The denominator in Eq. (5.3) is the sum of all degrees in the old network, so the sum of all these probabilities is equal to one (Menczer, Fortunato, and Davis 2020).

I am not sure whether I can explain why the sum of all these probabilities is equal to one this way: Let us say the probability that node \(i\) will connect to node \(1\) is \(P_1\), to node \(2\), \(P_2\), to node \(3\), \(P_3\) …, if we add these probabilities up, it will (and has to) be equal to one.
In Menczer, Fortunato, and Davis (2020), in Box 5.4, it says that \(m\) here is the average degree of the network. I did not quite understand why.

The image 5.4 made me wonder whether my computation of 5.4 was wrong. I will check it later.

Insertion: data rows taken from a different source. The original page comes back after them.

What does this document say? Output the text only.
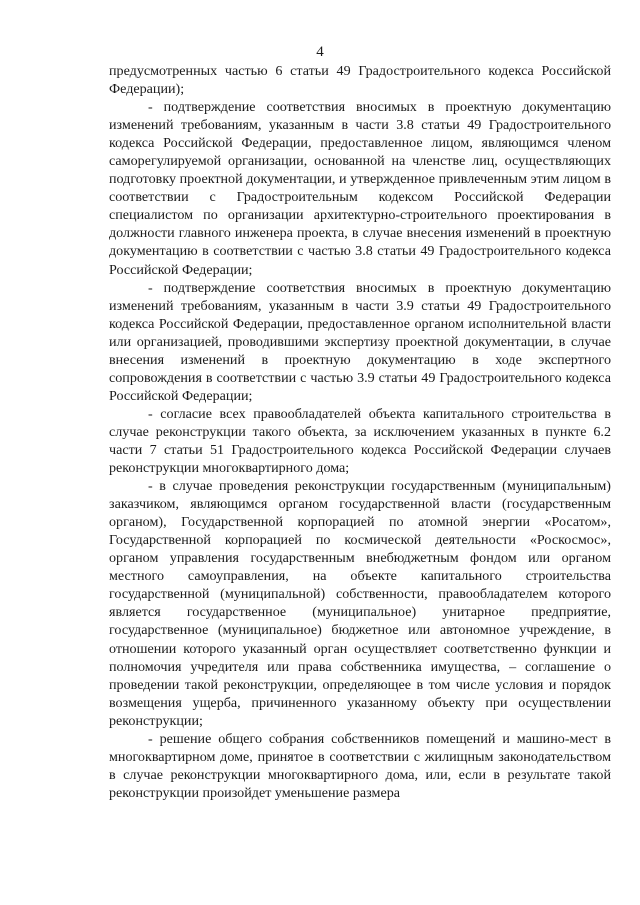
4

предусмотренных частью 6 статьи 49 Градостроительного кодекса Российской Федерации);

- подтверждение соответствия вносимых в проектную документацию изменений требованиям, указанным в части 3.8 статьи 49 Градостроительного кодекса Российской Федерации, предоставленное лицом, являющимся членом саморегулируемой организации, основанной на членстве лиц, осуществляющих подготовку проектной документации, и утвержденное привлеченным этим лицом в соответствии с Градостроительным кодексом Российской Федерации специалистом по организации архитектурно-строительного проектирования в должности главного инженера проекта, в случае внесения изменений в проектную документацию в соответствии с частью 3.8 статьи 49 Градостроительного кодекса Российской Федерации;

- подтверждение соответствия вносимых в проектную документацию изменений требованиям, указанным в части 3.9 статьи 49 Градостроительного кодекса Российской Федерации, предоставленное органом исполнительной власти или организацией, проводившими экспертизу проектной документации, в случае внесения изменений в проектную документацию в ходе экспертного сопровождения в соответствии с частью 3.9 статьи 49 Градостроительного кодекса Российской Федерации;

- согласие всех правообладателей объекта капитального строительства в случае реконструкции такого объекта, за исключением указанных в пункте 6.2 части 7 статьи 51 Градостроительного кодекса Российской Федерации случаев реконструкции многоквартирного дома;

- в случае проведения реконструкции государственным (муниципальным) заказчиком, являющимся органом государственной власти (государственным органом), Государственной корпорацией по атомной энергии «Росатом», Государственной корпорацией по космической деятельности «Роскосмос», органом управления государственным внебюджетным фондом или органом местного самоуправления, на объекте капитального строительства государственной (муниципальной) собственности, правообладателем которого является государственное (муниципальное) унитарное предприятие, государственное (муниципальное) бюджетное или автономное учреждение, в отношении которого указанный орган осуществляет соответственно функции и полномочия учредителя или права собственника имущества, – соглашение о проведении такой реконструкции, определяющее в том числе условия и порядок возмещения ущерба, причиненного указанному объекту при осуществлении реконструкции;

- решение общего собрания собственников помещений и машино-мест в многоквартирном доме, принятое в соответствии с жилищным законодательством в случае реконструкции многоквартирного дома, или, если в результате такой реконструкции произойдет уменьшение размера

Update: Yeah, i was wrong. Originally, when calculating deg.dist_internet, I set cumulative to be FALSE. This is due to the fact that I did not quite understand power law distribution at that time. I need to set it to be TRUE.

5.3.1 Improving the BA model

The following is largely from the online course of INFO 606 at Indiana University taught by Professor Yong-Yoel (“YY”) Ahn. My notes are accompanied.

Suppose you are an incoming node and are about to attach yourself to other nodes. According to Eq. (5.3), you first should calculate all the degree nodes in the existing network and then calculate the proportion of a specific node’s degree against the sum of all the degrees. This proportion will be the probability that you will connect to this node.

There is a problem in the first step. You need to know all the nodes before you can get the sum of all degrees. However, this is very difficult. For instance, when you enter a university, and are about to develop a friendship with other people, is it realistic for you to first know how many friends EVERY person at this university has? Probably not.

Is it possible for us to achieve preferential attachment without requiring knowledge about each and every node in the existing network?

Yes. Try this: The incoming node randomly chooses a link from the existing network, then connect to either end of this link. Hubs have more links connecting to it, so it is more likely for this incoming node to connect to a hub. If you have difficulty understanding why so, consider the extreme example of a star graph.

starG <- make_star(n = 12, mode = "undirected", center = 1 )
plot (starG)
A star graph

FIGURE 5.5: A star graph

In Fig. 5.5, no matter which link you pick, it is always connected to the hub.

If you have followed the understood the logic so far, you should be able to know that if \(k_i = 2 \cdot k_j\) (meaning node \(i\) has twice as many links as node \(j\)), then the incoming node is twice as likely to connect to node \(i\). This means that the probability of connecting to node \(i\) is linearly proportional to \(k_i\), which is how the BA model defines preferential attachment.

Professor YY said at the end of the video that this process can also result in a high clustering coeffient of the network. I need to brush up on clustering coeffient a little bit to understand explain why.